Interaction effects in network meta-analysis (multiple treatment comparison) in R, with greater than two levels per effect? I have a problem extremely similar to that found in question "Interaction effects in network meta-analysis (multiple treatment comparison) in R?", where I would like to use meta-analysis to investigate main and interaction factor effects of two to three factors on continuous outcome variables, where each study does not necessarily compare all potential factors together. In the previously posed question, the very helpful answer suggested assigning the factors as dummy variables (i.e. male, female became 1,0), and analyzing with the rma.mv function in the metafor package.
I am doing a similar comparison, but with some factors that have greater than 2 levels, and am wondering how to incorporate these factors into the model without using a dummy variable, or with modified dummy variables. For example, comparing different genotypes (A,B,C) and food levels (x1, x2, x5) on weight gain. I.e. how to work into the model:
rma.mv(mean, vi, mods = ~ genotype*food, random = list(~ arm | study), data=my_data)

For food level, I think it would be possible to include this factor as (1, 2, 5) as they are scaled as such, but for genotype this would not be possible. One possibility would be to break genotype into two dummy variables (i.e. A or not A (1,0), B or not B (1,0) so that A B and C would be coded as (1,0) (0,1) and (0,0) respectively. However, I do not see how to work this into the model as a single factor, including interactions with food level. Is it possible to calculate the effects of multi-level factors and their interactions through meta-analysis, when not all factors/levels are included in each study?  Thanks very much.

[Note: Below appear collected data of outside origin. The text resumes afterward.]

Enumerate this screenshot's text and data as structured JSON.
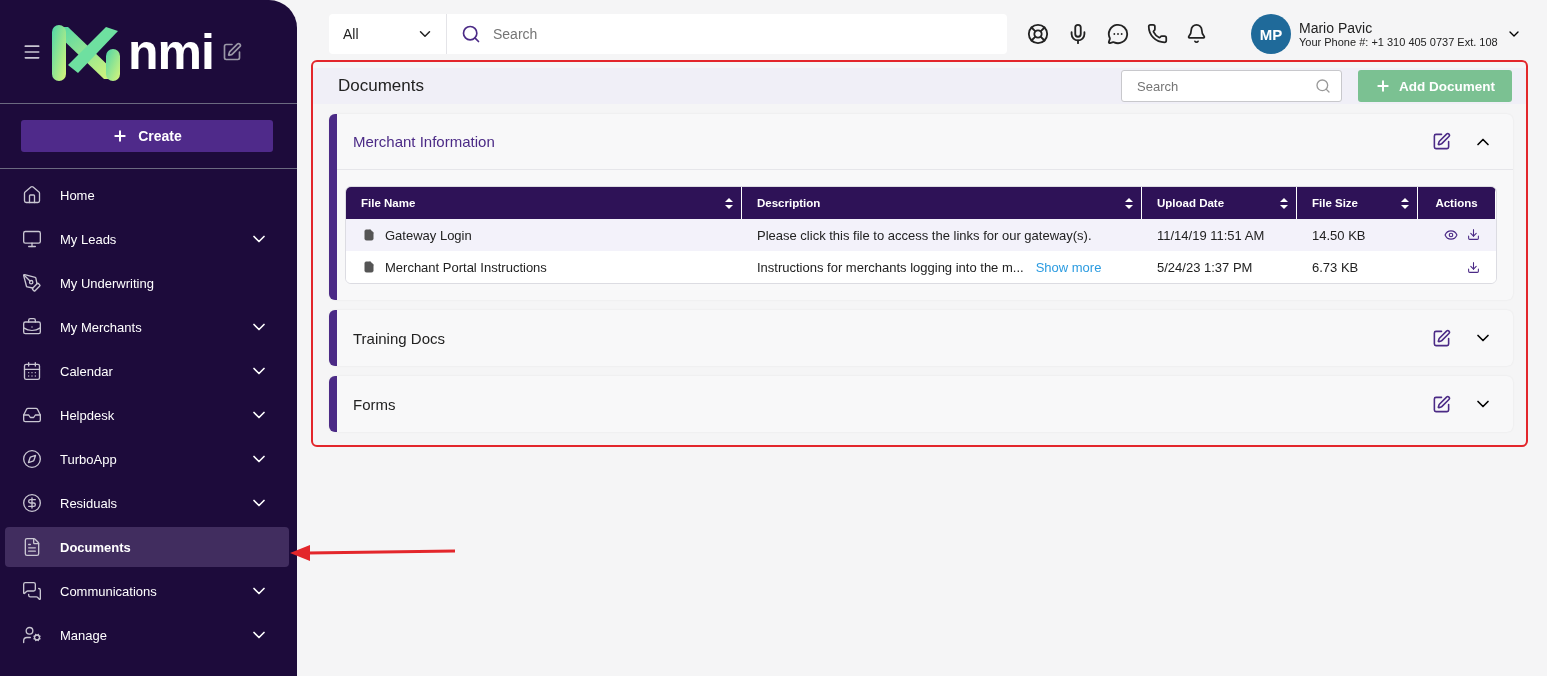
{
  "sidebar": {
    "logo_text": "nmi",
    "create_button": "Create",
    "items": [
      {
        "label": "Home",
        "expandable": false,
        "selected": false
      },
      {
        "label": "My Leads",
        "expandable": true,
        "selected": false
      },
      {
        "label": "My Underwriting",
        "expandable": false,
        "selected": false
      },
      {
        "label": "My Merchants",
        "expandable": true,
        "selected": false
      },
      {
        "label": "Calendar",
        "expandable": true,
        "selected": false
      },
      {
        "label": "Helpdesk",
        "expandable": true,
        "selected": false
      },
      {
        "label": "TurboApp",
        "expandable": true,
        "selected": false
      },
      {
        "label": "Residuals",
        "expandable": true,
        "selected": false
      },
      {
        "label": "Documents",
        "expandable": false,
        "selected": true
      },
      {
        "label": "Communications",
        "expandable": true,
        "selected": false
      },
      {
        "label": "Manage",
        "expandable": true,
        "selected": false
      }
    ]
  },
  "topbar": {
    "scope": "All",
    "search": {
      "placeholder": "Search"
    },
    "user": {
      "initials": "MP",
      "name": "Mario Pavic",
      "phone": "Your Phone #: +1 310 405 0737 Ext. 108"
    }
  },
  "documents": {
    "title": "Documents",
    "search": {
      "placeholder": "Search"
    },
    "add_button": "Add Document",
    "sections": [
      {
        "title": "Merchant Information",
        "expanded": true,
        "table": {
          "columns": [
            {
              "label": "File Name",
              "sortable": true
            },
            {
              "label": "Description",
              "sortable": true
            },
            {
              "label": "Upload Date",
              "sortable": true
            },
            {
              "label": "File Size",
              "sortable": true
            },
            {
              "label": "Actions",
              "sortable": false
            }
          ],
          "rows": [
            {
              "file_name": "Gateway Login",
              "description": "Please click this file to access the links for our gateway(s).",
              "upload_date": "11/14/19 11:51 AM",
              "file_size": "14.50 KB",
              "selected": true,
              "actions": [
                {
                  "kind": "view"
                },
                {
                  "kind": "download"
                }
              ]
            },
            {
              "file_name": "Merchant Portal Instructions",
              "description": "Instructions for merchants logging into the m...",
              "show_more": "Show more",
              "upload_date": "5/24/23 1:37 PM",
              "file_size": "6.73 KB",
              "selected": false,
              "actions": [
                {
                  "kind": "download"
                }
              ]
            }
          ]
        }
      },
      {
        "title": "Training Docs",
        "expanded": false
      },
      {
        "title": "Forms",
        "expanded": false
      }
    ]
  },
  "annotations": [
    {
      "kind": "frame"
    },
    {
      "kind": "arrow"
    }
  ]
}
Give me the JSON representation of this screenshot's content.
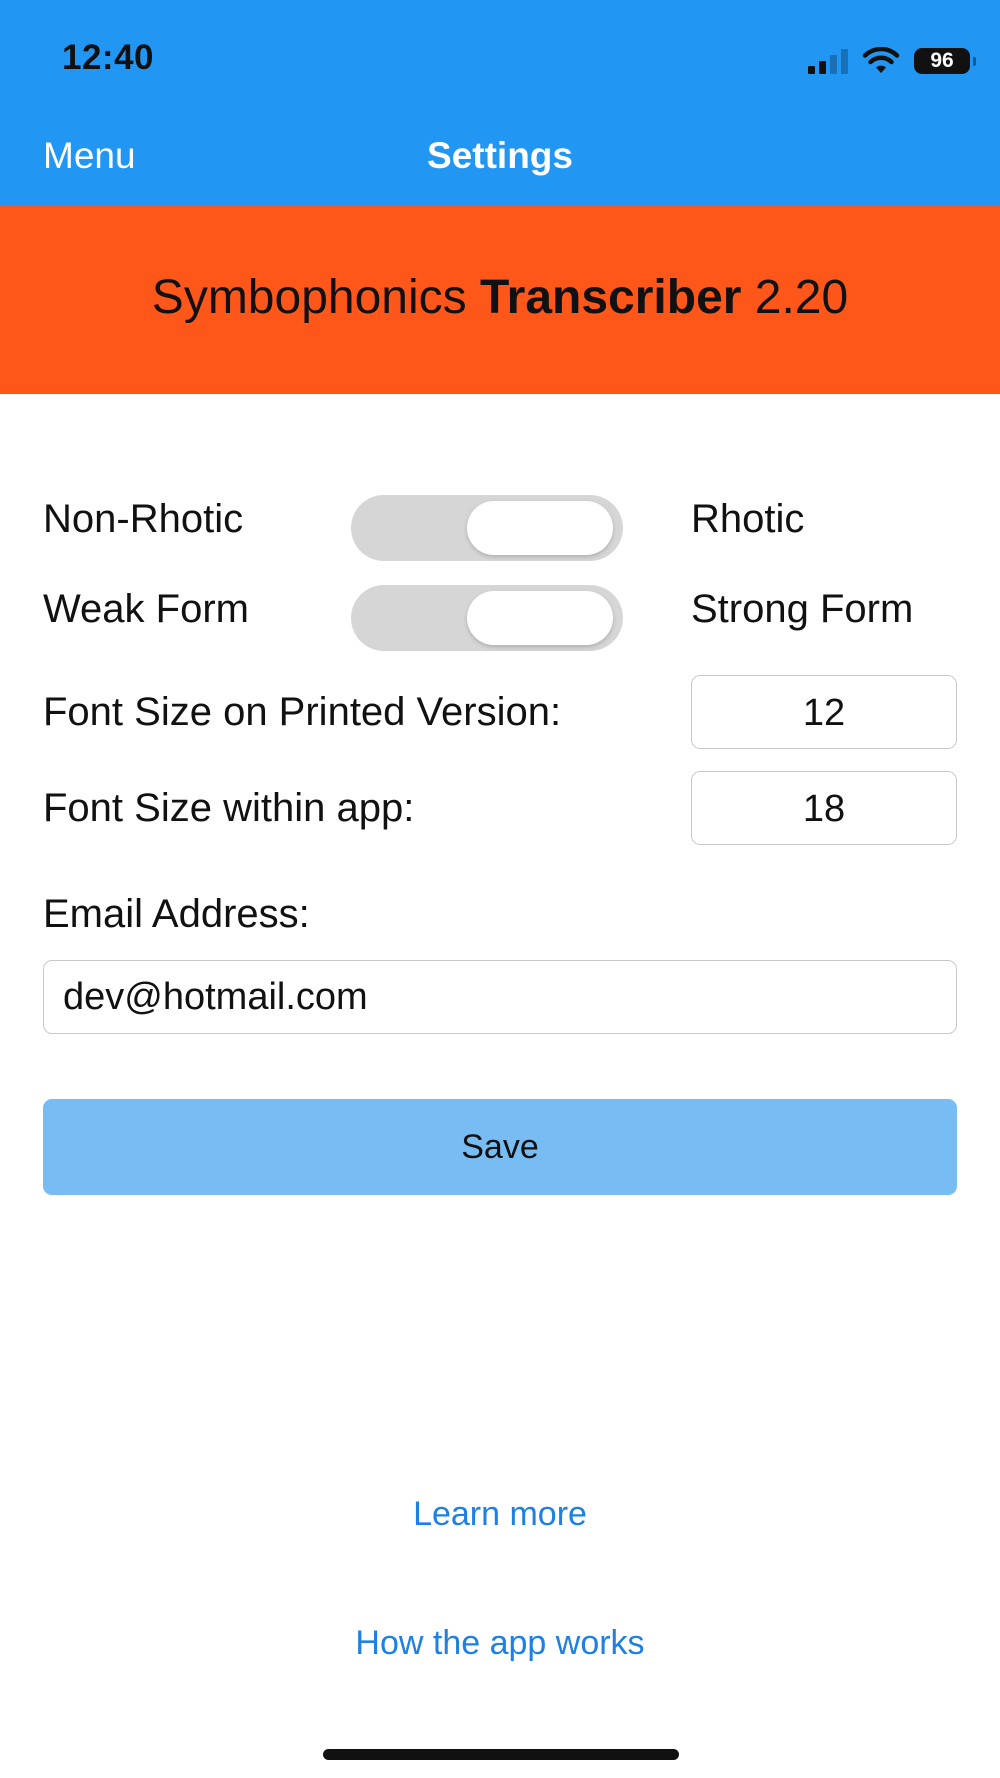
{
  "status_bar": {
    "time": "12:40",
    "battery": "96"
  },
  "nav": {
    "menu_label": "Menu",
    "title": "Settings"
  },
  "banner": {
    "part1": "Symbophonics ",
    "part2_bold": "Transcriber",
    "part3": " 2.20"
  },
  "settings": {
    "rhotic": {
      "left_label": "Non-Rhotic",
      "right_label": "Rhotic"
    },
    "form": {
      "left_label": "Weak Form",
      "right_label": "Strong Form"
    },
    "printed_font": {
      "label": "Font Size on Printed Version:",
      "value": "12"
    },
    "app_font": {
      "label": "Font Size within app:",
      "value": "18"
    },
    "email": {
      "label": "Email Address:",
      "value": "dev@hotmail.com"
    },
    "save_label": "Save"
  },
  "links": {
    "learn_more": "Learn more",
    "how_it_works": "How the app works"
  },
  "colors": {
    "nav_bg": "#2296F3",
    "banner_bg": "#FE5719",
    "save_bg": "#77BCF3",
    "link": "#1E7FE4"
  }
}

 A: If I understand the data structure correctly, you have means (and corresponding sampling variances) for different combinations of genotype and food within studies (so those combinations define the various arms of the studies).
Indeed, a three-level factor like genotype can be coded in terms of two dummy variables. You can either leave food as continuous if this is deemed sensible or again use two dummy variables. You actually do not have to do the dummy coding manually. If you declare one or both variables as factors (or if those variables are actually character variables), R will be happy to do the dummy coding for you. The interactions terms are then products of those dummy variables.
I have a very extensive example written up on the metafor package website that illustrates this type of analysis (with one two-level and one three-level factor):
http://www.metafor-project.org/doku.php/tips:multiple_factors_interactions
In this example, each study contributes one combination of the two factors to the dataset, while in your case (at least some) studies appear to contribute more than one combination, but this is accounted for by the random = ~ arm | study part as you did and does not change how the fixed effects are modeled or interpreted.